Well the KDevelop parser isn't for a compiler, and it's requirements are 
similar to what you need for bindings generation. I think it handles macros 
quite well, and doesn't need to be 'taught' them. But if the code being 
parsed has '#ifdefs' in it, then it has to know what the values are in order 
to know whether to parse the code inside or not.

> 2) the best format of result. I have different thought on the production of
> such a
>     parser. What SMOKE products is programmatic data dictionary. That is
> fine
>     for immediate compile and link. There is no readability then. Although
>     currently I still have no clear sight, in order to apply new
> functionality,
>     for instance, as mentioned, the class inheritance info, it is
> neccessary to patch
>     the result of parser. That is the main reason I plan to take YAML as
> the result
>     format, for both human readability and manual patch.
Well the code generated for language bindings isn't usually readable, and I 
don't think it requires to be readable either. What Smoke gives you is 
introspection so that you can query to api dynamically. For instance, if I 
want to know whether an 'objectName' method is present I can use a command 
line tool 'rbqtapi' to find out:

mardigras rdale 672% rbqtapi -robjectName
        QString QObject::objectName() const

Which is very similar to the way you can use runtime introspection in Qt for 
QObjects to find out what slots a class has via the QMetaObject system.
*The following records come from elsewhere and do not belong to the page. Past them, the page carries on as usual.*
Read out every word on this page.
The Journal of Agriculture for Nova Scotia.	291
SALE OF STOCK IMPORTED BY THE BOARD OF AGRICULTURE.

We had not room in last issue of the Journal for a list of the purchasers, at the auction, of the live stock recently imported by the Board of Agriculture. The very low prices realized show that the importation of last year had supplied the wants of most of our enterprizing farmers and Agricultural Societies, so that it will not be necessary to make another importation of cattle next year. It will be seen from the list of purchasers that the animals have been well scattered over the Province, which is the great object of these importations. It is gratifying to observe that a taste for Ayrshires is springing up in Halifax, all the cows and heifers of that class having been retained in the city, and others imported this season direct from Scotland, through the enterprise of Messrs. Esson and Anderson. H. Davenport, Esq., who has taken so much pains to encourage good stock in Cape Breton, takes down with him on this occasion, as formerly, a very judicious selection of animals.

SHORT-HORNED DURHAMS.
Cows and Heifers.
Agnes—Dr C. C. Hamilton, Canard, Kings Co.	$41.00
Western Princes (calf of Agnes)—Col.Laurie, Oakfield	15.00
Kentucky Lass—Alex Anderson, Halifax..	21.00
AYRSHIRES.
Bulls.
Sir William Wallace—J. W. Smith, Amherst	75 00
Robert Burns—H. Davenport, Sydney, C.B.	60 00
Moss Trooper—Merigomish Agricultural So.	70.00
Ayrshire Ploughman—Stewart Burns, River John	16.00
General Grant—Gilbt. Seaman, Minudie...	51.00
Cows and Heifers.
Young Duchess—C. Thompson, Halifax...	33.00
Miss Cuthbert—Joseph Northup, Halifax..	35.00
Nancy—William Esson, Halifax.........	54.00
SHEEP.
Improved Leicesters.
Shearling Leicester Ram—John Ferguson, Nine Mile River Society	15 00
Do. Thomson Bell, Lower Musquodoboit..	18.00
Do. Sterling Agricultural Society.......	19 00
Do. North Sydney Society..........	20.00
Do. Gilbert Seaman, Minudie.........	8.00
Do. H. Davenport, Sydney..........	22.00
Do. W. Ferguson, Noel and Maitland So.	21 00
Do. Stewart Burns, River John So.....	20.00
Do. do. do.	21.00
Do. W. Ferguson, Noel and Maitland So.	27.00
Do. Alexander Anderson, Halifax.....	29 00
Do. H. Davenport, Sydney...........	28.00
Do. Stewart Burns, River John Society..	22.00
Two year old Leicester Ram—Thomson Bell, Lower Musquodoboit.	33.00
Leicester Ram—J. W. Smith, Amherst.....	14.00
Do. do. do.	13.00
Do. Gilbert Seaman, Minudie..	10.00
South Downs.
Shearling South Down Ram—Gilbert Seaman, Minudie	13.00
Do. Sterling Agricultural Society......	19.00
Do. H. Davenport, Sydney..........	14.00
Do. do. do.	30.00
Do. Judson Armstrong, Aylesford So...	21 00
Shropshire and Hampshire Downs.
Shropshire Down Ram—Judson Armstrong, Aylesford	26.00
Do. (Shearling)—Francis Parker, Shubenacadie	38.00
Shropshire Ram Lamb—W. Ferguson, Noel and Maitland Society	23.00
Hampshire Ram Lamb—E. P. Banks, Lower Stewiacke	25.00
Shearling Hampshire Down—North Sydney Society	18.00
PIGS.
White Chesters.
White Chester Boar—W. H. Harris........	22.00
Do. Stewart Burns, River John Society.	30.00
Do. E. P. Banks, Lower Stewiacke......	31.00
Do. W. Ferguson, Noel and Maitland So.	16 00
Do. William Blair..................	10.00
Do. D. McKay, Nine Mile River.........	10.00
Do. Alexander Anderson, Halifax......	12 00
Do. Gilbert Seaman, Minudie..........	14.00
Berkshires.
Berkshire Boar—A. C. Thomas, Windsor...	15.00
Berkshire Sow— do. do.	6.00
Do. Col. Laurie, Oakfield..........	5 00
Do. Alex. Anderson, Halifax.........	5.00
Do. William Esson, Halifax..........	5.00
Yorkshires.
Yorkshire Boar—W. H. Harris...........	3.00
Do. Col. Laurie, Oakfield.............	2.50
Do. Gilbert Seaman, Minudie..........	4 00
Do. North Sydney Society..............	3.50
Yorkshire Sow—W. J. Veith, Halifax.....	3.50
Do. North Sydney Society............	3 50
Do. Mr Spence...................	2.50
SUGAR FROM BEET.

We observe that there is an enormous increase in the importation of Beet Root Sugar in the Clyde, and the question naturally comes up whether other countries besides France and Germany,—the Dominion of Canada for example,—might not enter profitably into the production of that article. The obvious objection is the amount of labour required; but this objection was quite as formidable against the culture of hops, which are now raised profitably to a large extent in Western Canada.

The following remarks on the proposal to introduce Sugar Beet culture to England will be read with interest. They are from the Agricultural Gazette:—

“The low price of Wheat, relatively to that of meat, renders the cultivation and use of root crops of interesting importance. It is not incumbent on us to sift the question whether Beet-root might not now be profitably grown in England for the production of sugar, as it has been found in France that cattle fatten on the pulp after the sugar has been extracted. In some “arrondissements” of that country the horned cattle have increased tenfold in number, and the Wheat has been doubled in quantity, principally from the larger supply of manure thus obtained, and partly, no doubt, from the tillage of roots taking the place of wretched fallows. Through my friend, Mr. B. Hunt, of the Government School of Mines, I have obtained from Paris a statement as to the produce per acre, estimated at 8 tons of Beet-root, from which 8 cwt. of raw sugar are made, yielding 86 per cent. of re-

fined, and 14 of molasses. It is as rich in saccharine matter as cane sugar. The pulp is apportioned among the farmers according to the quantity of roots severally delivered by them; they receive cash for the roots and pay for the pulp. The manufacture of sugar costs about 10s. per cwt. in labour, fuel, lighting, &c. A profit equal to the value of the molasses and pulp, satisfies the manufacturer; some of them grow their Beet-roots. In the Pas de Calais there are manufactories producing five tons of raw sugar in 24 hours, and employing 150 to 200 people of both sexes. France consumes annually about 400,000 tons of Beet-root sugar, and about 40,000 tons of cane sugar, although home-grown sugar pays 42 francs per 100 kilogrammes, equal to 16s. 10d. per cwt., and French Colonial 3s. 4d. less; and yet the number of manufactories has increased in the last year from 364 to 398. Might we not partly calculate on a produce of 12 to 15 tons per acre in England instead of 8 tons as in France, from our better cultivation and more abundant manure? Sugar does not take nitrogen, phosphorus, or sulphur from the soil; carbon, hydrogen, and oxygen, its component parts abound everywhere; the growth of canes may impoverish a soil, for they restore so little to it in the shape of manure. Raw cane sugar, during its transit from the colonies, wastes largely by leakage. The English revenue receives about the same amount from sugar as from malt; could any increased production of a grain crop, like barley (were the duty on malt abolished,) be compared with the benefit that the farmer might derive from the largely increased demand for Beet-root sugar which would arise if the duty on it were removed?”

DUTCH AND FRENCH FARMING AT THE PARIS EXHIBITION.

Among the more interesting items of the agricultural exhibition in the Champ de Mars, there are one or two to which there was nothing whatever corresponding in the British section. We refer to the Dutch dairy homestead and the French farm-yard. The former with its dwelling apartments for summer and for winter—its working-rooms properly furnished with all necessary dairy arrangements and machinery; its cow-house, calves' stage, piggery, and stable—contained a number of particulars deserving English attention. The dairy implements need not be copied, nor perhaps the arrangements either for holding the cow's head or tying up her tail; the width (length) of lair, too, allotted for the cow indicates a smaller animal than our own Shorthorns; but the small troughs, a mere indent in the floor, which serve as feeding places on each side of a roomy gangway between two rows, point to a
> The parsing is only a small part of a bindings project, and by far the
>
> > hardest
> > bit is deciding what code to generate. I think the way the Smoke library
> > works is very hard to beat, as it is the only library for language
> > bindings
> > that can work with more than one language (ie perl, ruby, c# and php
> > currently). So I'm more interested in helping to design a better version
> > of
> > Smoke, which perhaps would use some of the way the Qt 4 moc generated
> > code works, but allowing for multiple inheritance and generating code for
> > every method in every class and not just slots in QObject subclasses.
>
> sure, that is main reason I  dropped such post here. You guys have rich
> experience
> on both QT and interface design. I do need to learn new ideas from you all
> ;-)
>
> -- Richard
>
> > ------------------------------
> >
> > Message: 2
> > Date: Tue, 30 Jan 2007 15:52:01 +0100 (MET)
> > From: Arno Rehn <arno at arnorehn.de>
> > Subject: Re: [Kde-bindings] first step of QT4 binding for Perl5
> > To: KDE bindings for other programming languages
> >         <kde-bindings at kde.org>
> > Message-ID: <200701301552.00096.arno at arnorehn.de>
> > Content-Type: text/plain;  charset="iso-8859-1"
> >
> >
> > I've recently talked to a Mono SWF developer and he suggested to generate
> > bindings with SWIG ( http://www.swig.org/ ). I've only taken a quick
> > glance
> > at it, but from what I've seen it could be useful. Maybe this could be an
> > alternative to the SMOKE library, even though I don't know how to handle
> > signal/slots or marshalling with SWIG.
> > At the moment I'm very satisfied with SMOKE :-)
>
> SWIG is quite nice on making generic bindings, but as I said, just generic
> ones.
>  For different dynamic language, what should be considered is, how to best
> fit
> the popular program semantics/pratice introduced by that language. For
> instance, in Perl, people will perfer operate on tied magical variable
> rather than
> raw data container. There are language specific part that swig could not
> handle
> properly at this moment. One of the main reasons why people choose binding
> instead of original c library is definitely here. Well, I indeed saw
> something nice
> made by swig on CPAN ;-)
I tried to use SWIG to generate Ruby bindings for Qt in early 2002, and at 
that time I  would describe it as pretty poor and that attempt at a Ruby 
binding failed. The 'S' in SWIG stands for 'simple', and wrapping the Qt 
library is by no means simple. I've found that the Smoke approach works much 
better for both the QtRuby and Qyoto C# projects, and not having to do 
different code generation for every language makes writing bindings easier.